The fellow cops who were partying with Nicholas Batka before he allegedly drove his SUV onto a Brooklyn sidewalk Saturday are also under investigation to find out if they were “driving after ingesting significant amounts of alcohol,” Police Commissioner Bill Bratton said.
“As a police officer, you have an obligation, even off-duty, to be mindful of the laws that you’re supposed to be enforcing,” Bratton said.
The New York State Liquor Authority announced Wednesday that it has opened a joint probe into the crash with the NYPD.
A source said Batka’s final drinking spot was The Whiskey Brooklyn in Williamsburg, where the incident occurred before he went on-duty.
He and Officers Jeremy Rodriguez and Emmanuel Collado, who have been stripped of their guns and badges, worked together in the NYPD’s Transit Division.
Investigators have visited several bars to trace the cops’ movements.
The NYPD already has evidence they were tossing back drinks in Manhattan, and may have crossed the Williamsburg Bridge more than once during their pub crawl.

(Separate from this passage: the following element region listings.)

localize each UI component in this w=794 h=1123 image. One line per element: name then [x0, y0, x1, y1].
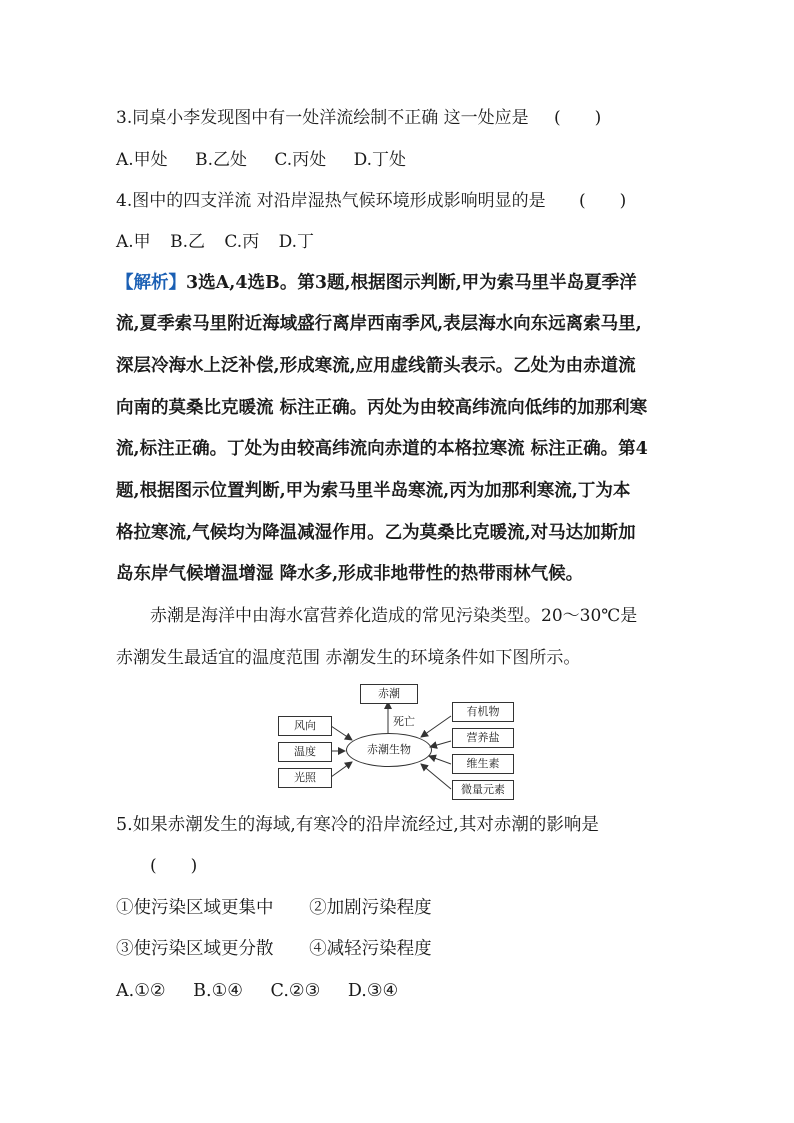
- q3-stem: 3.同桌小李发现图中有一处洋流绘制不正确 这一处应是: [116, 108, 529, 128]
- analysis-line-1: [116, 273, 637, 293]
- q5-choices-row-2: [116, 939, 432, 959]
- q5-options: [116, 981, 420, 1001]
- analysis-line-6: 题,根据图示位置判断,甲为索马里半岛寒流,丙为加那利寒流,丁为本: [116, 481, 631, 501]
- analysis-line-8: 岛东岸气候增温增湿 降水多,形成非地带性的热带雨林气候。: [116, 564, 584, 584]
- q4-stem: 4.图中的四支洋流 对沿岸湿热气候环境形成影响明显的是: [116, 191, 546, 211]
- q4-answer-paren: ( ): [579, 191, 627, 211]
- analysis-line-4: 向南的莫桑比克暖流 标注正确。丙处为由较高纬流向低纬的加那利寒: [116, 398, 648, 418]
- analysis-text-1: 3选A,4选B。第3题,根据图示判断,甲为索马里半岛夏季洋: [186, 273, 637, 293]
- q4-option-c: C.丙: [224, 232, 260, 252]
- q5-choice-4: ④减轻污染程度: [309, 939, 432, 959]
- q5-stem: 5.如果赤潮发生的海域,有寒冷的沿岸流经过,其对赤潮的影响是: [116, 815, 599, 835]
- q4-options: [116, 232, 336, 252]
- q4-option-d: D.丁: [278, 232, 315, 252]
- box-organic-matter: 有机物: [452, 702, 514, 722]
- q3-stem-line: [116, 108, 601, 128]
- q4-option-a: A.甲: [116, 232, 151, 252]
- box-light: 光照: [278, 768, 332, 788]
- arrow-organic: [421, 716, 451, 737]
- center-red-tide-organism: 赤潮生物: [346, 733, 432, 767]
- intro-line-2: 赤潮发生最适宜的温度范围 赤潮发生的环境条件如下图所示。: [116, 648, 581, 668]
- arrow-vitamin: [429, 756, 451, 764]
- box-vitamin: 维生素: [452, 754, 514, 774]
- box-nutrient-salt: 营养盐: [452, 728, 514, 748]
- q3-answer-paren: ( ): [554, 108, 602, 128]
- q3-option-b: B.乙处: [195, 150, 247, 170]
- box-temperature: 温度: [278, 742, 332, 762]
- arrow-wind: [331, 726, 352, 740]
- box-wind: 风向: [278, 716, 332, 736]
- q3-option-a: A.甲处: [116, 150, 168, 170]
- box-red-tide: 赤潮: [360, 684, 418, 704]
- q5-choice-2: ②加剧污染程度: [309, 898, 432, 918]
- q5-choices-row-1: [116, 898, 432, 918]
- q3-options: [116, 150, 428, 170]
- analysis-tag: 【解析】: [116, 273, 186, 293]
- q5-option-c: C.②③: [270, 981, 321, 1001]
- q5-choice-1: ①使污染区域更集中: [116, 898, 274, 918]
- arrow-trace: [421, 764, 451, 789]
- q5-choice-3: ③使污染区域更分散: [116, 939, 274, 959]
- q3-option-c: C.丙处: [274, 150, 327, 170]
- analysis-line-5: 流,标注正确。丁处为由较高纬流向赤道的本格拉寒流 标注正确。第4: [116, 439, 648, 459]
- q4-stem-line: [116, 191, 626, 211]
- q5-option-a: A.①②: [116, 981, 166, 1001]
- analysis-line-3: 深层冷海水上泛补偿,形成寒流,应用虚线箭头表示。乙处为由赤道流: [116, 356, 636, 376]
- q5-option-d: D.③④: [347, 981, 399, 1001]
- q5-option-b: B.①④: [193, 981, 243, 1001]
- q4-option-b: B.乙: [170, 232, 205, 252]
- analysis-line-7: 格拉寒流,气候均为降温减湿作用。乙为莫桑比克暖流,对马达加斯加: [116, 523, 636, 543]
- analysis-line-2: 流,夏季索马里附近海域盛行离岸西南季风,表层海水向东远离索马里,: [116, 314, 642, 334]
- q5-answer-paren: ( ): [150, 856, 198, 876]
- arrow-light: [331, 762, 352, 777]
- q3-option-d: D.丁处: [353, 150, 407, 170]
- box-trace-elements: 微量元素: [452, 780, 514, 800]
- intro-line-1: 赤潮是海洋中由海水富营养化造成的常见污染类型。20～30℃是: [150, 606, 638, 626]
- label-death: 死亡: [393, 715, 415, 728]
- arrow-nutrient: [430, 741, 451, 747]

Bratton said the division would be scrutinized, adding that NYPD Chief of Department James O’Neill would issue a reminder that all supervisors “ensure that officers going on duty are, in fact, in condition to go on duty.”
Batka, 28, is charged with man- slaughter, DWI in the death of Andrew Esquivel, 21. Three of Esquivel’s pals were struck and seriously injured.
Bratton said he signed Batka’s walking papers Tuesday, “taking advantage of his probationary status to fire him forthwith rather than having to go through an administrative trial.”